Enviudó hace más de treinta años y desde entonces vivió solita hasta hace tres años, cuando el destino quiso que encontrara a un ser especialísimo con el que se casó a pesar de todas las opiniones adversas que recibiera de parte de sus parientes y amistades sinceras.

Casi podría decirse que posee una salud inquebrantable que parece nacer de la energía que emana de ella. Es algo raro verla quieta. En su andar se bambolea como cualquier otra anciana con la diferencia que parece ir bailando una danza que disfruta. Va acariciando paredes, columnas y arboles como si aún fuera un juego de niños, pero no lo es; son sus manos que van atrapando las texturas de las cosas para su disfrutar íntimo y secreto. Quién sabe qué sensaciones recrea en ese placer. Su voz es agudísima y duelen los oídos al ser escuchada. Habla mucho, muchísimo, como si todo el día estuviese concentrado en ese sólo momento de conversación, obligada a contarlo todo. Nada la detiene y todo lo cuenta sin importar consecuencia ni opinión.
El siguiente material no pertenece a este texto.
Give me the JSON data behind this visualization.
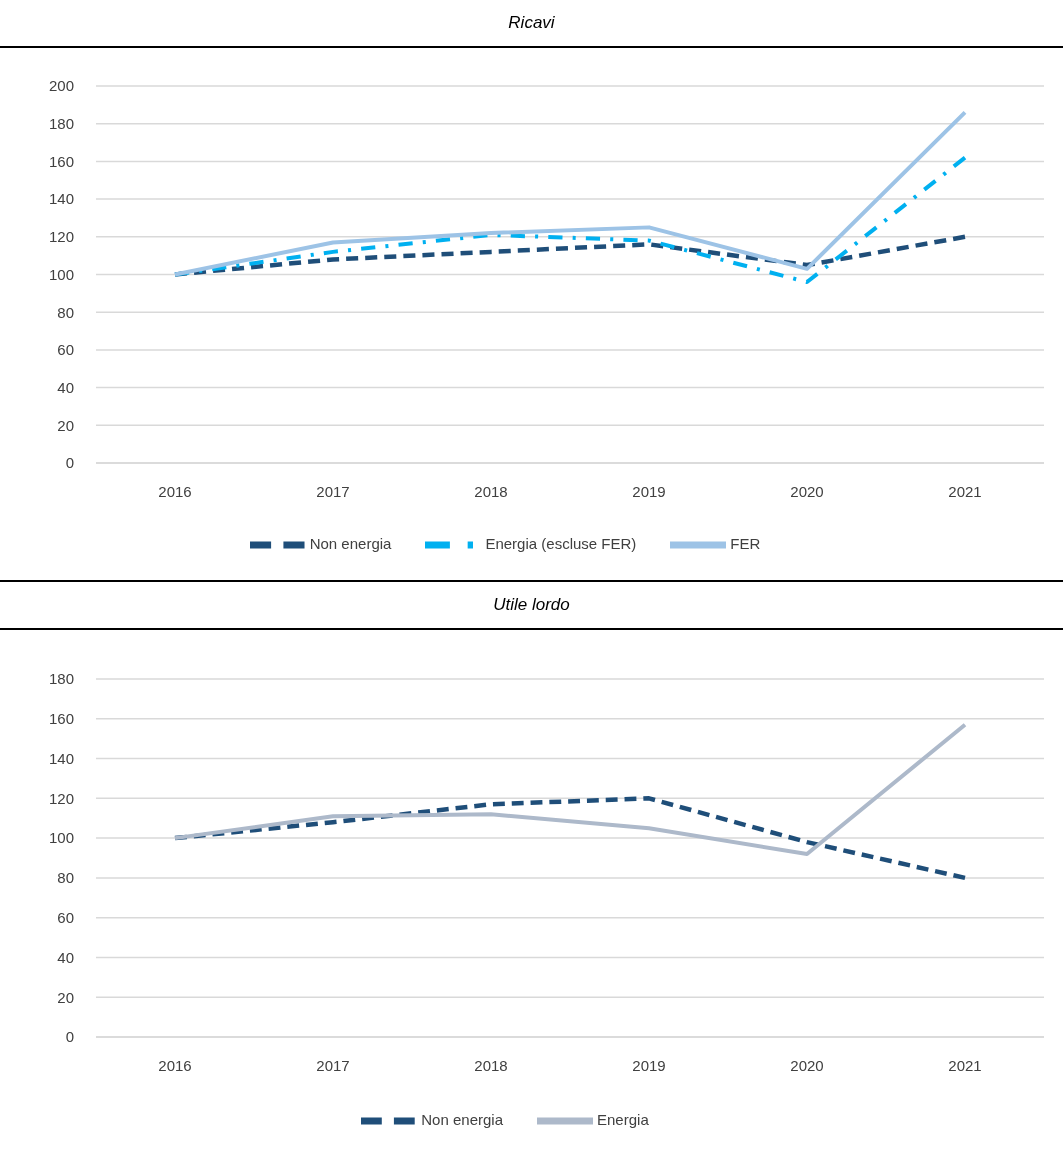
{
  "chart_data": [
    {
      "type": "line",
      "title": "Ricavi",
      "categories": [
        "2016",
        "2017",
        "2018",
        "2019",
        "2020",
        "2021"
      ],
      "series": [
        {
          "name": "Non energia",
          "color": "#1f4e79",
          "line_style": "dashed",
          "values": [
            100,
            108,
            112,
            116,
            105,
            120
          ]
        },
        {
          "name": "Energia (escluse FER)",
          "color": "#00b0f0",
          "line_style": "dashdot",
          "values": [
            100,
            112,
            121,
            118,
            96,
            162
          ]
        },
        {
          "name": "FER",
          "color": "#9dc3e6",
          "line_style": "solid",
          "values": [
            100,
            117,
            122,
            125,
            103,
            186
          ]
        }
      ],
      "ylim": [
        0,
        200
      ],
      "yticks": [
        0,
        20,
        40,
        60,
        80,
        100,
        120,
        140,
        160,
        180,
        200
      ],
      "grid": "y",
      "legend": "bottom"
    },
    {
      "type": "line",
      "title": "Utile lordo",
      "categories": [
        "2016",
        "2017",
        "2018",
        "2019",
        "2020",
        "2021"
      ],
      "series": [
        {
          "name": "Non energia",
          "color": "#1f4e79",
          "line_style": "dashed",
          "values": [
            100,
            108,
            117,
            120,
            98,
            80
          ]
        },
        {
          "name": "Energia",
          "color": "#adb9ca",
          "line_style": "solid",
          "values": [
            100,
            111,
            112,
            105,
            92,
            157
          ]
        }
      ],
      "ylim": [
        0,
        180
      ],
      "yticks": [
        0,
        20,
        40,
        60,
        80,
        100,
        120,
        140,
        160,
        180
      ],
      "grid": "y",
      "legend": "bottom"
    }
  ]
}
Se jacta orgullosamente de sus hijos y de su primer marido al que jamás deja de nombrar, que se encuentra permanentemente en sus recuerdos; aquel período de su vida es su referente inolvidable.

Sus nietos ya son grandes con excepción de Julián, está por cumplir los siete años y le dedican toda su atención junto a Don Tito, su actual esposo. Lo consienten sin medida a pesar de las rabietas de sus padres que, como es normal, se quejan que lo malcrían demasiado con tanto cariño.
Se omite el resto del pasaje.